Secondly, due to the numerous potential production zones (Wolfcamp, Bone Spring, Leonard Shale, Delaware Sands, etc.) there is a huge amount of oil in place for potential recovery (3,000 feet of pay zones – or as one presenter described: a “cubic mile of oil”). Couple this with an area (West Texas) that has ample existing infrastructure from decades of development, and this has led to what some people are calling a land grab in the area. According to one presentation, we saw the re-emergence of the “strategic bid” which was a term all but lost since 2014.
Efficiency & Productivity Gains
One of the key reasons for the positive economics for the Permian has been the increased gains in production efficiency. Much of this is simply the benefit of the Permian’s superior geology; however, even within the play, drilling techniques and new technology have increasingly benefited production. The relative production of wells (measured by MBOE per 1000 feet of lateral drilling) has nearly doubled in the past three plus years:
In addition, production type curves are actually exceeding predictions in many cases in the Delaware. This has led to operators considering drilling up to 60 wells per section (effectively 6 acre spacing)! In addition, costs have come down in the past two years by about 25% per perforated lateral foot. However, that cost reduction may be temporary as more demand pours into the Permian.
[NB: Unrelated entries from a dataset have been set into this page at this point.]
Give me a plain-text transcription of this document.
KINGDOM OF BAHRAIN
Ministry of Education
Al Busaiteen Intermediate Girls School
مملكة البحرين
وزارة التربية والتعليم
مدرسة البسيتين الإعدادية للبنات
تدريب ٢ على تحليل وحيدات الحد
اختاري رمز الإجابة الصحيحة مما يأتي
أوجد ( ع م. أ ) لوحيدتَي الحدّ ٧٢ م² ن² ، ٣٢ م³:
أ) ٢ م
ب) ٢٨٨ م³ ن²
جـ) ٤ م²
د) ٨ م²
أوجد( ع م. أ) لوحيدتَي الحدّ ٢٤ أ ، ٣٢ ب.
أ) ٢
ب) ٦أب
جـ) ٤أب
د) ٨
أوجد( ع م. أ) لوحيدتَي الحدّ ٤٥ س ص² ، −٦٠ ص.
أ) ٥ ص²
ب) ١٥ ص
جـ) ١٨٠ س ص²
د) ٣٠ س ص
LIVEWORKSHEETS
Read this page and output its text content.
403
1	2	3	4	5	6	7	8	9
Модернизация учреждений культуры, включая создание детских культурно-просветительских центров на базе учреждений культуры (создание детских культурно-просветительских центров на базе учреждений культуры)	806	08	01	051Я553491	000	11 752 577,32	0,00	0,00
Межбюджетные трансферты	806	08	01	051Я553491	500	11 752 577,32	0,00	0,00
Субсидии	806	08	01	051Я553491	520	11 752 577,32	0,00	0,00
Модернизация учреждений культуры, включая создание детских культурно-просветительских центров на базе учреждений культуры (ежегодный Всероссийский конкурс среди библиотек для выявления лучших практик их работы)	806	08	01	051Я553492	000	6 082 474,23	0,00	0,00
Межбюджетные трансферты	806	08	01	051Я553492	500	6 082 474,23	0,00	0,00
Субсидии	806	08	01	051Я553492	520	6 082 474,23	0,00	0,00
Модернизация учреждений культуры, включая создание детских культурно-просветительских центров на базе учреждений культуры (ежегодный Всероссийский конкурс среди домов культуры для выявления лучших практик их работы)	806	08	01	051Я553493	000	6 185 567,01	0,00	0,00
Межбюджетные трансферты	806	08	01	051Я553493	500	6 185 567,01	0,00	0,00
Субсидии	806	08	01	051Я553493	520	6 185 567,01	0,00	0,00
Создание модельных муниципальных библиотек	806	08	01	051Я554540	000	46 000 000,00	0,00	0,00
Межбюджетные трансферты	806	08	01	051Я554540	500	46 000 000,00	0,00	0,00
There were some tempered presentations that noted how as more rigs are needed in the region, that costs will proportionately rise. Much of the cost efficiencies in 2015 and 2016 were a result of an oversupply of rigs, equipment, people, etc. The gap began to shrink at the end of 2016 and is continuing to balance out further in 2017. As a consequence, costs will flatten out and even rise. Early signs of this are already being felt.
Although not mentioned much, conference goers were keenly aware that economics may change as well if OPEC decides to abandon its production cuts. This would change the supply balance in world oil prices and could further change the equation. However, this was not a centerpiece of discussion.
The marketplace is excited about the potential for the Permian Basin. One analyst mentioned that up to $100 billion of capital could be available for investment in the near future. Its exceptional economics with potential for outsized wells (3 million EUR) could keep the rig count high for decades. What does this mean from a valuation standpoint? Well, that question lies more on whether the marketplace is already capturing these potentials and risks in valuations. Deals are essentially priced at PDP plus a development program. PDP is pretty straightforward. Whether a development plan is properly valued is another, more complex issue.